おれの言葉に首を傾げ、そうだなぁ……と自身の白い集真藍を見つめて。
「陽の隣で、肩を貸す人……かな」
紫は照れくさそうに笑った。
*
花の話では、園芸師たちが大穴を隈なく捜索したが、集真藍の王と流された白いオオカミの姿はどこにもなかったらしい。
そして、一連の騒動は国中に知れ渡り、ほどなくして集真藍の王は行方不明のまま失脚。
次に紫紺の集真藍を宿す植物体が産まれるまでの間、集真藍の植物体は同じ被子植物の王の管理下に置かれることとなった。
当事者である、おれ一人を除いて。
あの日以来、おれの身体には赤い萼の数が増えていった。
変化の渦中にいたのは紫も同じで、秘薬の副作用が出たのか真相はわからずじまいだが、腕一杯に咲いていた白い集真藍は枯れ色に変わり、現在は肩の一朶を残すのみ。
萼は徐々に下を向き始め、彼はやがて集真藍の植物体でなくなることを皆に告げた。
紫は近い将来、完全な人体を手に入れる。
花を含めた園芸師たちが、以前の面影を残して縁だけが白い枯れた萼の枝に、一つ一つ鋏を入れていく様子を見守った。
兄の白い集真藍との別れは辛かったが、紫の新たな門出を祝えたことに感謝した。
やっぱり、兄の白い集真藍は特別だったのかもしれない。
そんなことを考えながら、おれたちは何度も新しい朝を迎えたが、兄の記憶は何一つとして紫の元へは戻らず、おれがひそかに落胆する回数も月日と共に落ち着いていった。

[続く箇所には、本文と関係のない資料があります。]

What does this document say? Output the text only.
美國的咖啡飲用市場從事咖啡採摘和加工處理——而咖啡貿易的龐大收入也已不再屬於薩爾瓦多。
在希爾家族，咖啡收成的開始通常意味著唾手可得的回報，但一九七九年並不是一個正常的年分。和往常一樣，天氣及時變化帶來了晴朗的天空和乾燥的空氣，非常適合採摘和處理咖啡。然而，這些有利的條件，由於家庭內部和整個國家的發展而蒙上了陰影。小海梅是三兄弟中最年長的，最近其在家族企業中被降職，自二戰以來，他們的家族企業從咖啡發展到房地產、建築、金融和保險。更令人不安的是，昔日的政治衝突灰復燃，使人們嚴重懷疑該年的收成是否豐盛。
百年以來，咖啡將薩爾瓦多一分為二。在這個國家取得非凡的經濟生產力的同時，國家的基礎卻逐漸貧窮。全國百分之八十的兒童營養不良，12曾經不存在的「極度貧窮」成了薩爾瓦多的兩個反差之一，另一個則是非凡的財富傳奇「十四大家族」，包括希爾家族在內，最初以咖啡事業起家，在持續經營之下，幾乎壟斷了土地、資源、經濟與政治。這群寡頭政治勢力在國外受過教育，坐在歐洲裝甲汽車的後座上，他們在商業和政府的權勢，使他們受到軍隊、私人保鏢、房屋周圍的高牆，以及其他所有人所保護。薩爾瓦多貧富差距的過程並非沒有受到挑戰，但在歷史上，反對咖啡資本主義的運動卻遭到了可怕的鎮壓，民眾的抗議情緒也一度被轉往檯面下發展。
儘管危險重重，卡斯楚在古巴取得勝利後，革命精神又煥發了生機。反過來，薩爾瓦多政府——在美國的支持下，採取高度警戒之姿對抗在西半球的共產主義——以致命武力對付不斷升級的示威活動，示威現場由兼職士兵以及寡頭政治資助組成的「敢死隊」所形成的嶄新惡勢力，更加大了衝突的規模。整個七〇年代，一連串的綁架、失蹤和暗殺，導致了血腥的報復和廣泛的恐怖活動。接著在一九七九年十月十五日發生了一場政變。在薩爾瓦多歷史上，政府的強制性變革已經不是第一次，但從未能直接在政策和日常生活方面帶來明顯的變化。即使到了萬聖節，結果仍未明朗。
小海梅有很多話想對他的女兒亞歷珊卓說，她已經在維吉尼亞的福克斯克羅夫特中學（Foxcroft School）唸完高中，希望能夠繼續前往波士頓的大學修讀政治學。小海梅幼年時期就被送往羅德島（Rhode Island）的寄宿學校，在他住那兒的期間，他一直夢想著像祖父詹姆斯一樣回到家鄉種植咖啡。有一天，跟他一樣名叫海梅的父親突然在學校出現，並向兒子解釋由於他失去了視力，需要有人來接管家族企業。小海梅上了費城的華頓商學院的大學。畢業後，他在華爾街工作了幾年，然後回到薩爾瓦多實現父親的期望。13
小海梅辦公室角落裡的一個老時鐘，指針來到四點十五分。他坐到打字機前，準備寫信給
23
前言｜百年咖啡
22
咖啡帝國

今年は秋の迎えが早く、鋸歯の葉が顔にかかり、僅かな視界の片隅で家族を眺めた。
土のベッドに太陽の匂いがする白いシーツを掛け直し終えた紫は、棚から本を出して一階に運んでいく。
使い古した下駄は紫の足には大きさが合わず、踵が飛び出したままだ。
おれが前もって用意した白い鼻緒の下駄を見つけた時、紫は感嘆の声を上げていたが、何故か履こうとはせず、今も大切にしまい込んでいるようだった。
窓の外では花がウサギの恋人を連れて、楽しそうにじゃれ合っている。
出窓から入る冷たい風に赤い萼を震わせていると、紫が「今日は冷えるね」と言いながら窓を閉めた。
植物の国に、もうすぐ冬が巡る。